To elucidate how variants in genetic risk loci previously implicated in Alzheimer’s Disease (AD) and/or frontotemporal dementia (FTD) contribute to expression of disease phenotypes, a phenome-wide association study was performed in two waves. In the first wave, we explored clinical traits associated with thirteen genetic variants previously reported to be linked to disease risk using both the 23andMe and UKB cohorts. We tested 30 additional AD variants in UKB cohort only in the second wave. APOE variants defining ε2/ε3/ε4 alleles and rs646776 were identified to be significantly associated with metabolic/cardiovascular and longevity traits. APOE variants were also significantly associated with neurological traits. ABI3 variant rs28394864 was significantly associated with cardiovascular (e.g. (hypertension, ischemic heart disease, coronary atherosclerosis, angina) and immune-related trait asthma. Both APOE variants and CLU variant were significantly associated with nearsightedness. HLA- DRB1 variant was associated with diseases with immune-related traits. Additionally, variants from 10+ AD genes (BZRAP1-AS1, ADAMTS4, ADAM10, APH1B, SCIMP, ABI3, SPPL2A, ZNF232, GRN, CD2AP, and CD33) were associated with hematological measurements such as white blood cell (leukocyte) count, monocyte count, neutrophill count, platelet count, and/or mean platelet (thrombocyte) volume (an autoimmune disease biomarker). Many of these genes are expressed specifically in microglia. The associations of ABI3 variant with cardiovascular and immune-related traits are one of the novel findings from this study. Taken together, it is evidenced that at least some AD and FTD variants are associated with multiple clinical phenotypes and not just dementia.
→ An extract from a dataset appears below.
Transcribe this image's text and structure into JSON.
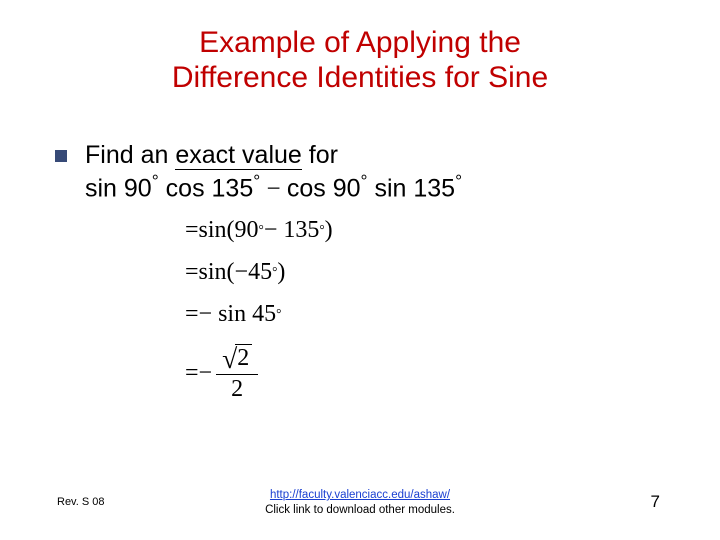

These findings were discussed in the context of causal relationship versus pleiotropy via Mendelian randomization analysis.

Highlights

  • Genome Wide Association Study (GWAS) is a powerful approach in identifying genetic risk loci

  • The directionality of association is consistent with the protective vs. risk effect of two Apolipoprotein E (APOE) single-nucleotide polymorphisms (SNPs) in that the minor allele of rs7412 was associated with lower risk of high cholesterol, while the minor allele of rs429358 was associated with higher risk of high cholesterol (p = 6.6 x 10−295)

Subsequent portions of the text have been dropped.